Adventure Works!

My title for this post is a pun on the Adventure Works databases, and samples that have been in SQL Server since I can remember.  There were also some data mining examples ( as referenced in  this old post) but this has not really moved on since 2011 when I last wrote about it so you might be forgiven for thinking that data mining is dead as far as Microsoft is concerned.

However since that time two big things have happened;  the hyper-scale of cloud and the rise of social media as a business tool not just as a bit of fun to share strange pictures and meaningless chat.  Coupled together this is big data;   masses of largely useless data, being produced at a rate faster than can be downloaded in a variety of semi and unstructured formats – so Volume , Velocity and Variety.  Hidden in this data are nuggets of gold such as brand sentiment , how users navigate our web sites and what they are looking at, and patterns that we can’t immediately recognise. Up until now processing and analysing big data has really only been possible for large corporates and governments as they have the resources and expertise to do this. However as well as storing big data the cloud can also be used to make this big data analysis available to anyone who has the sense of adventure to give it a try -  all that’s needed is access to the data and an understanding of how to mine the information.  However the understanding bit of the equation is still a problem and this expertise aka data science is the bottleneck and a quick search on your favourite jobs board for jobs in this area will confirm this. 

So what is Microsoft doing about this?

What they have always done – simplify it , commoditise it, and integrate it.  If I go back to SQL Server 2000 we had DTS to load and transform data from any source and analysis services to slice and dice it from Excel and then we got reporting services in 2002 all in one product.  In 2014 we have a complete set of tools to mash, hack and slice data into submission from any source, but these tools are no longer in SQL Server they are in the cloud specifically Azure and in Office 365.   So what are the tools?

  • HDInsight which is Hadoop running as a service in Azure  where you can build a  cluster as large as you need and feed it data with all the industry standard tools you are used to (Mahout and Pig for example).
  • Microsoft Azure Machine Learning (MAML) can take data from anywhere including HDInsight and do the kind of predictive analytics that data mining promised but without the need to be a data scientist yourself.  This is because the MAML studio has a raft of the best algorithms that are publicly available and is also very easy to use from IE or Chrome – actually it reminds a bit of SQL Server Integration Services which is no bad thing.    

image

Once you have trained your experiment (as they called) you can expose this as a web service which can then be consumed on a transaction by transaction basis to score credit, advise on purchase decisions etc. within your own web sites. 
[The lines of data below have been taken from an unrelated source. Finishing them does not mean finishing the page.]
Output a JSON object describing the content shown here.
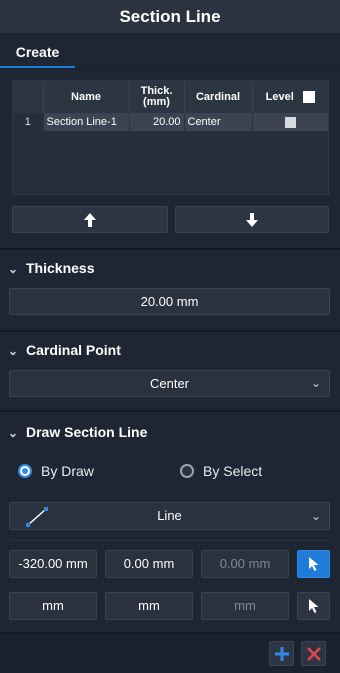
{
  "title": "Section Line",
  "tabs": [
    {
      "label": "Create"
    }
  ],
  "grid": {
    "columns": [
      "Name",
      "Thick.\n(mm)",
      "Cardinal",
      "Level"
    ],
    "rows": [
      {
        "index": "1",
        "name": "Section Line-1",
        "thick": "20.00",
        "cardinal": "Center"
      }
    ]
  },
  "icons": {
    "up": "arrow-up-icon",
    "down": "arrow-down-icon",
    "line": "line-icon",
    "pick": "cursor-icon",
    "add": "plus-icon",
    "delete": "close-icon"
  },
  "thickness": {
    "heading": "Thickness",
    "value": "20.00 mm"
  },
  "cardinal": {
    "heading": "Cardinal Point",
    "value": "Center"
  },
  "draw": {
    "heading": "Draw Section Line",
    "by_draw": "By Draw",
    "by_select": "By Select",
    "selected": "By Draw",
    "shape": "Line",
    "coords": [
      "-320.00 mm",
      "0.00 mm",
      "0.00 mm"
    ],
    "units": [
      "mm",
      "mm",
      "mm"
    ]
  },
  "colors": {
    "accent": "#1f7bd8",
    "add": "#2e8ae6",
    "delete": "#e04848"
  }
}
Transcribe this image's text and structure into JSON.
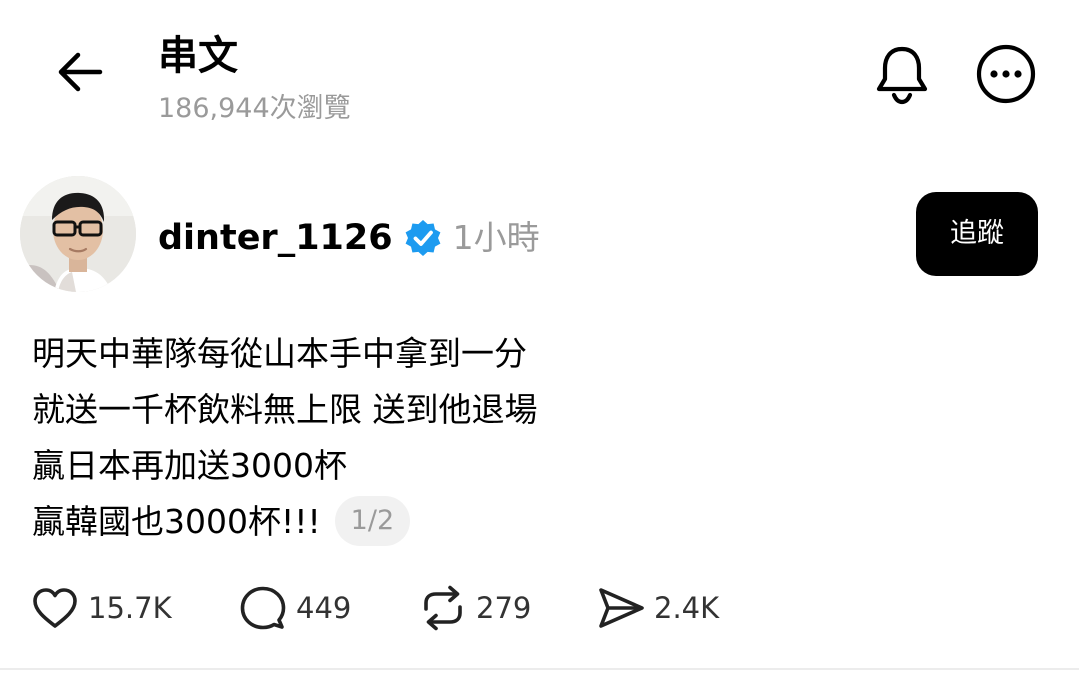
{
  "header": {
    "title": "串文",
    "views": "186,944次瀏覽"
  },
  "post": {
    "author": {
      "username": "dinter_1126",
      "timestamp": "1小時"
    },
    "follow_label": "追蹤",
    "lines": [
      "明天中華隊每從山本手中拿到一分",
      "就送一千杯飲料無上限 送到他退場",
      "贏日本再加送3000杯",
      "贏韓國也3000杯!!!"
    ],
    "page_indicator": "1/2",
    "actions": {
      "likes": "15.7K",
      "comments": "449",
      "reposts": "279",
      "shares": "2.4K"
    }
  },
  "colors": {
    "text": "#000000",
    "muted": "#9a9a9a",
    "verified": "#1d9bf0",
    "follow_bg": "#000000",
    "badge_bg": "#f1f1f1"
  },
  "icons": [
    "back-arrow-icon",
    "bell-icon",
    "more-icon",
    "verified-icon",
    "heart-icon",
    "comment-icon",
    "repost-icon",
    "share-icon"
  ]
}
  • Office 365 provides the presentation layer on the tools above with access to HDInsight data and machine learning datasets from the Power BI suite of tools.

In order to play with any of these there’s two other tools you’ll need - An MSDN subscription to get free hours on Azure to try this out and to get a copy of Office 2013 for the Power BI stuff. You’ll also want to watch the Microsoft Virtual Academy for advice and guidance although at the time of writing there aren’t any courses on MAML as it’s so new.
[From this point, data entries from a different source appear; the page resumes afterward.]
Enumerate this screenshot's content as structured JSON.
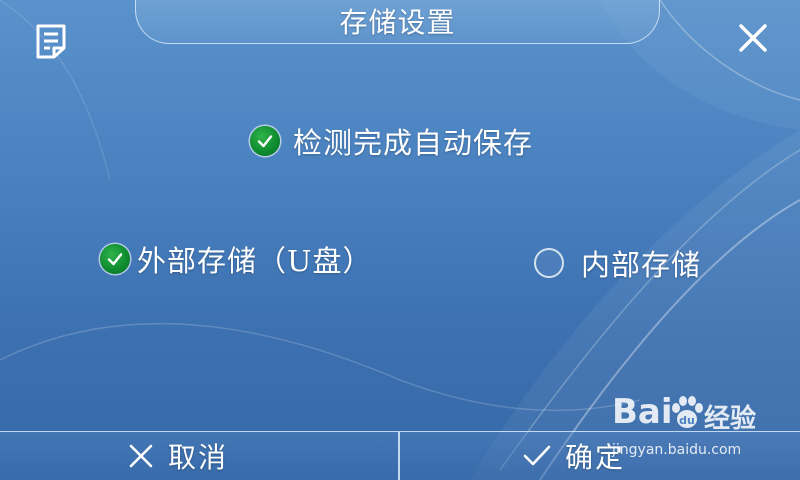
{
  "dialog": {
    "title": "存储设置",
    "icons": {
      "menu": "document-icon",
      "close": "close-icon"
    }
  },
  "options": {
    "auto_save": {
      "label": "检测完成自动保存",
      "checked": true
    },
    "external_storage": {
      "label": "外部存储（U盘）",
      "checked": true
    },
    "internal_storage": {
      "label": "内部存储",
      "checked": false
    }
  },
  "buttons": {
    "cancel": {
      "label": "取消",
      "icon": "close-icon"
    },
    "confirm": {
      "label": "确定",
      "icon": "check-icon"
    }
  },
  "watermark": {
    "brand": "Bai",
    "brand_suffix": "经验",
    "url": "jingyan.baidu.com"
  },
  "colors": {
    "background": "#4a82c0",
    "checked": "#0d8a2e",
    "text": "#ffffff"
  }
}
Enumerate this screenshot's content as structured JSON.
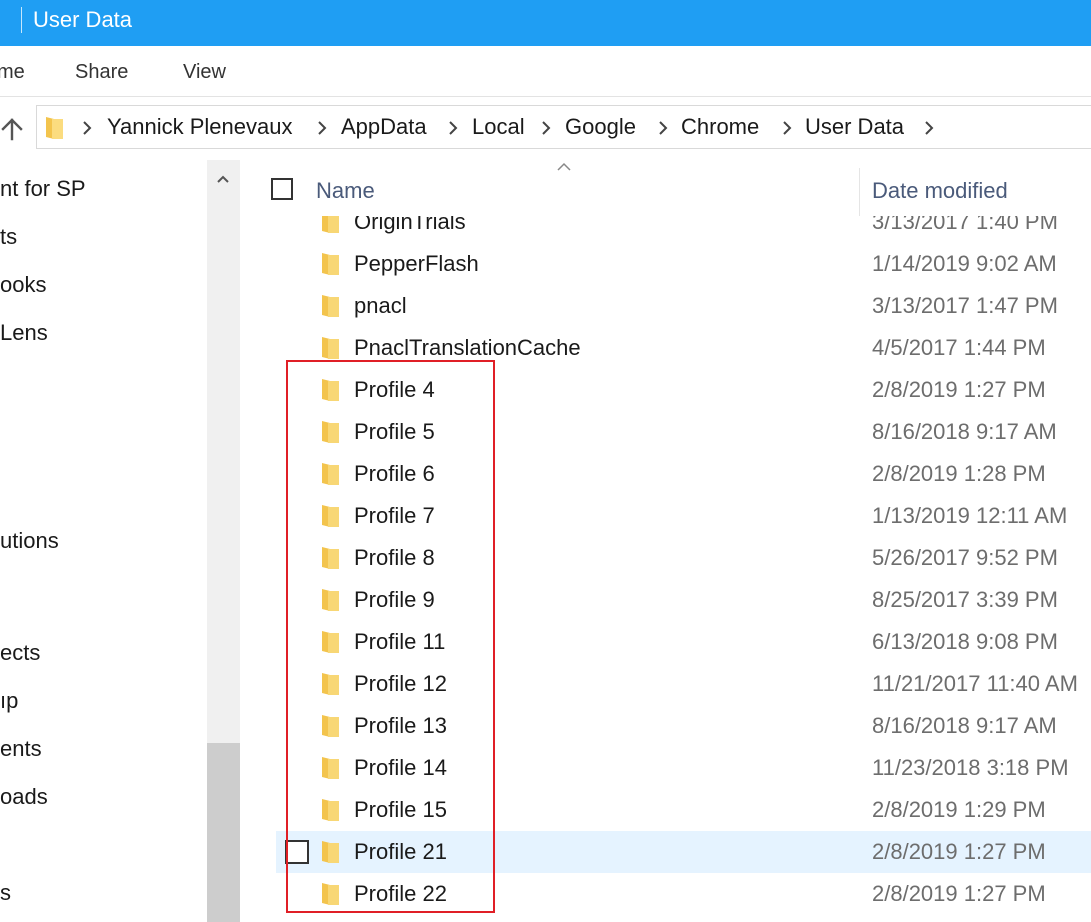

Finally a word of warning before you start on your own adventure  - these tools can all encode a certain amount of business logic and so it’s important to understand the end to end changes you have made in building your models from source to target and to consider where and when to use which tool.  For example Power Pivot can itself do quite a of data analysis but is best used in a big data world as a front end for HDInsight or machine learning experiment. 

I will be going deeper into this in subsequent posts as this stuff is not only jolly interesting it’s also a huge career opportunity for anyone who loves mucking around with data.